Une alternative stratégique au projet Russo-Allemand

PROJET DE GAZODUC NIGÉRIA-MAROC

Le projet de gazoduc Nigéria-Maroc est une alternative politique fiable pour les Etats-Unis, qui veulent limiter la dépendance du vieux continent au gaz russe. Un projet pour lequel la Cédéao a déjà opté.

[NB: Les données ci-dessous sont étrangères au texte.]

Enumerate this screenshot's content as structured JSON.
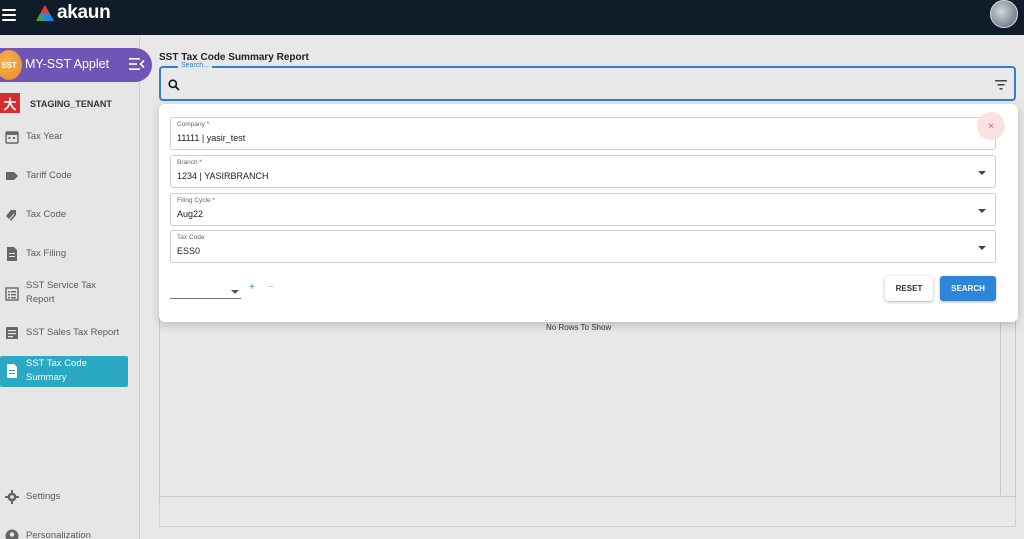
{
  "topbar": {
    "brand": "akaun",
    "brand_colors": [
      "#e53935",
      "#1e88e5",
      "#43a047"
    ]
  },
  "applet": {
    "badge": "SST",
    "title": "MY-SST Applet",
    "tenant_icon": "大",
    "tenant": "STAGING_TENANT"
  },
  "sidebar": {
    "items": [
      {
        "label": "Tax Year",
        "icon": "calendar-icon"
      },
      {
        "label": "Tariff Code",
        "icon": "tag-icon"
      },
      {
        "label": "Tax Code",
        "icon": "tags-icon"
      },
      {
        "label": "Tax Filing",
        "icon": "document-icon"
      },
      {
        "label": "SST Service Tax Report",
        "icon": "list-icon"
      },
      {
        "label": "SST Sales Tax Report",
        "icon": "report-icon"
      },
      {
        "label": "SST Tax Code Summary",
        "icon": "document-icon",
        "active": true
      },
      {
        "label": "Settings",
        "icon": "gear-icon"
      },
      {
        "label": "Personalization",
        "icon": "person-icon"
      }
    ]
  },
  "main": {
    "title": "SST Tax Code Summary Report",
    "search_legend": "Search...",
    "no_rows": "No Rows To Show"
  },
  "filters": {
    "company": {
      "label": "Company *",
      "value": "11111 | yasir_test"
    },
    "branch": {
      "label": "Branch *",
      "value": "1234 | YASIRBRANCH"
    },
    "filing_cycle": {
      "label": "Filing Cycle *",
      "value": "Aug22"
    },
    "tax_code": {
      "label": "Tax Code",
      "value": "ESS0"
    },
    "close": "×",
    "plus": "+",
    "minus": "−",
    "reset_label": "RESET",
    "search_label": "SEARCH"
  },
  "colors": {
    "accent": "#2f86d9",
    "applet": "#6f55b5",
    "active_nav": "#2ba8c4",
    "topbar": "#101c29"
  }
}
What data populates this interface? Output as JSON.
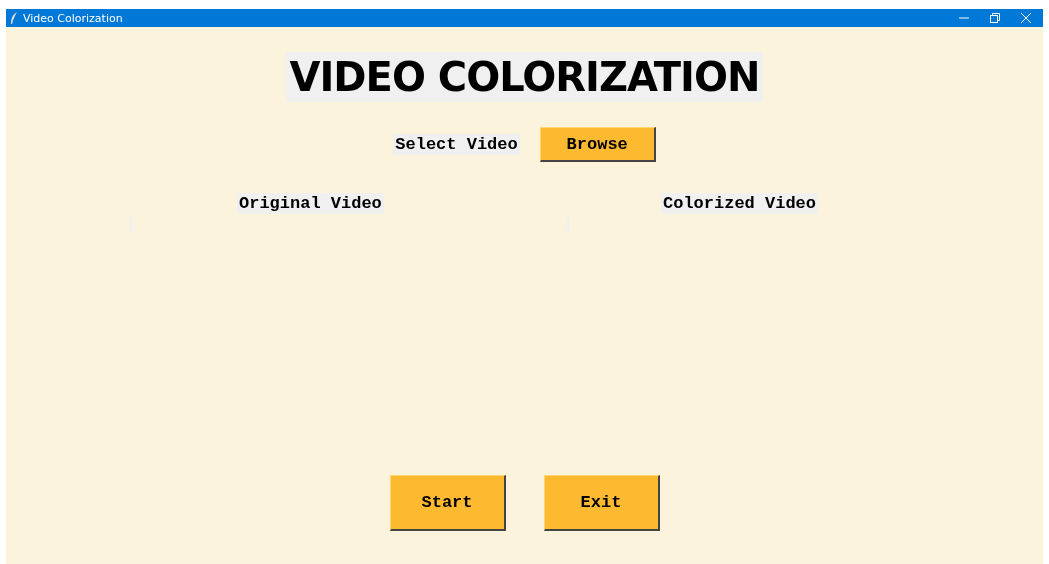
{
  "window": {
    "title": "Video Colorization"
  },
  "heading": "VIDEO COLORIZATION",
  "select": {
    "label": "Select Video",
    "button": "Browse"
  },
  "panels": [
    {
      "label": "Original Video"
    },
    {
      "label": "Colorized Video"
    }
  ],
  "buttons": [
    "Start",
    "Exit"
  ]
}
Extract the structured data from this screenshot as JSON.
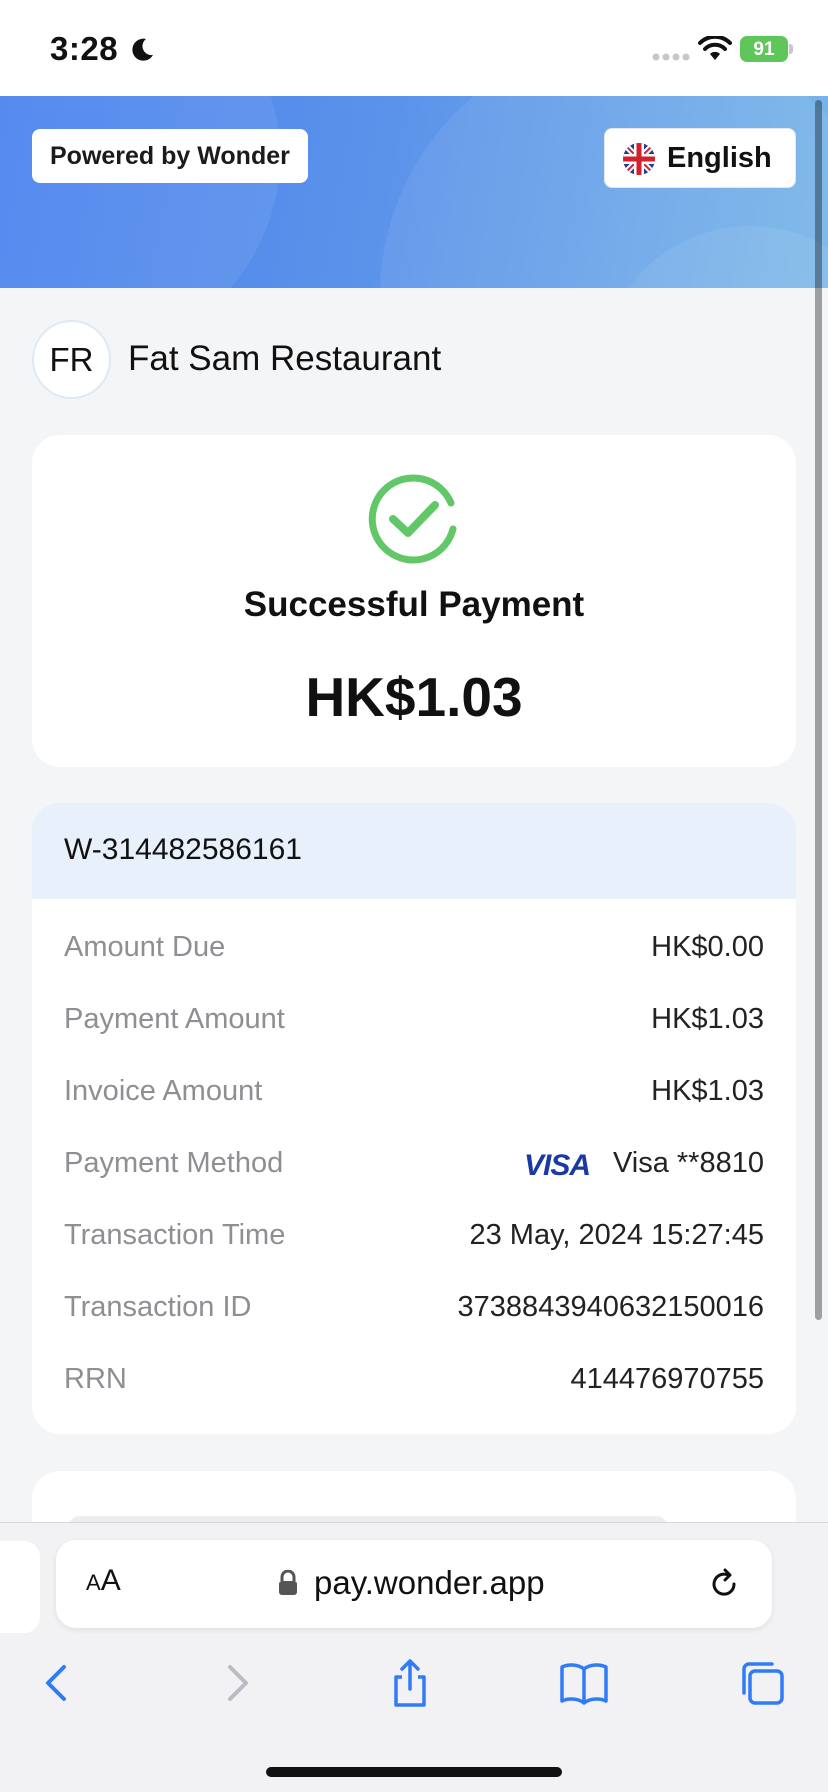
{
  "status_bar": {
    "time": "3:28",
    "battery": "91"
  },
  "header": {
    "powered_by": "Powered by Wonder",
    "language": "English"
  },
  "merchant": {
    "initials": "FR",
    "name": "Fat Sam Restaurant"
  },
  "result": {
    "title": "Successful Payment",
    "amount": "HK$1.03"
  },
  "details": {
    "order_id": "W-314482586161",
    "rows": [
      {
        "label": "Amount Due",
        "value": "HK$0.00"
      },
      {
        "label": "Payment Amount",
        "value": "HK$1.03"
      },
      {
        "label": "Invoice Amount",
        "value": "HK$1.03"
      },
      {
        "label": "Payment Method",
        "value": "Visa **8810",
        "brand": "VISA"
      },
      {
        "label": "Transaction Time",
        "value": "23 May, 2024 15:27:45"
      },
      {
        "label": "Transaction ID",
        "value": "3738843940632150016"
      },
      {
        "label": "RRN",
        "value": "414476970755"
      }
    ]
  },
  "browser": {
    "url": "pay.wonder.app",
    "text_size": "AA",
    "toolbar": [
      "back-icon",
      "forward-icon",
      "share-icon",
      "bookmarks-icon",
      "tabs-icon"
    ]
  },
  "colors": {
    "success": "#62c766",
    "visa": "#1a3aa3",
    "hero_start": "#4a82ee",
    "hero_end": "#78b6e8"
  }
}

Les Etats-Unis penchent pour le projet de gazoduc Nigéria-Maroc. Ils soutiennent vivement sa réalisation dans les plus brefs délais. Stratégiquement, ce projet est une alternative fiable et sûre au projet gazier russo-allemand North Stream 2 aux yeux des Américains qui redoutent une hégémonie économique et politique de la Russie sur le continent européen. C’est ce que révèle la publication américaine Newslooks le 28 mars 2021 dans un article intitulée The Nord Stream 2 pipeline and the EU-US alliance (Le gazoduc Nord Stream 2 et l’alliance UE-US). L’auteur souligne d’emblée que le projet de gazoduc Nigéria-Maroc est la meilleure alternative au projet Nord-Stream 2 qui est au coeur de tensions entre les Etats-Unis, la Russie et l’Union européenne.

La Russie est le premier fournisseur de gaz naturel au monde et le premier exportateur vers l’Europe. Ainsi, toute tentative de réduire la dépendance de l’Europe vis-à-vis du gaz russe se heurte à l’obstacle des prix élevés. Trois choix apportent à la fois une solution à cette problématique et une alternative à Nord Stream 2: le gazoduc du Qatar vers l’Europe, l’alternative américaine au gaz russe et enfin un gazoduc en provenance du Nigéria vers l’Europe.

Intérêt des Européens
«Le passage du gazoduc qatari proposé à travers la Syrie et de là, vers la Turquie, puis l’Europe ne peut être fiable à moyen ou même à long terme», relève la publication, notant que «la situation sécuritaire en Syrie empêche aujourd’hui la réalisation de cette idée». «Quant aux Etats-Unis comme fournisseur alternatif de gaz à l’Europe, il s’agit d’une théorie qui se heurte à la réalité des plans énergétiques américains», explique Newslooks. Enfin, «le coût du gaz américain ne peut pas facilement concurrencer le coût du transport du gaz russe vers l’Europe». Pour les Etats-Unis, la question ne se pose même pas.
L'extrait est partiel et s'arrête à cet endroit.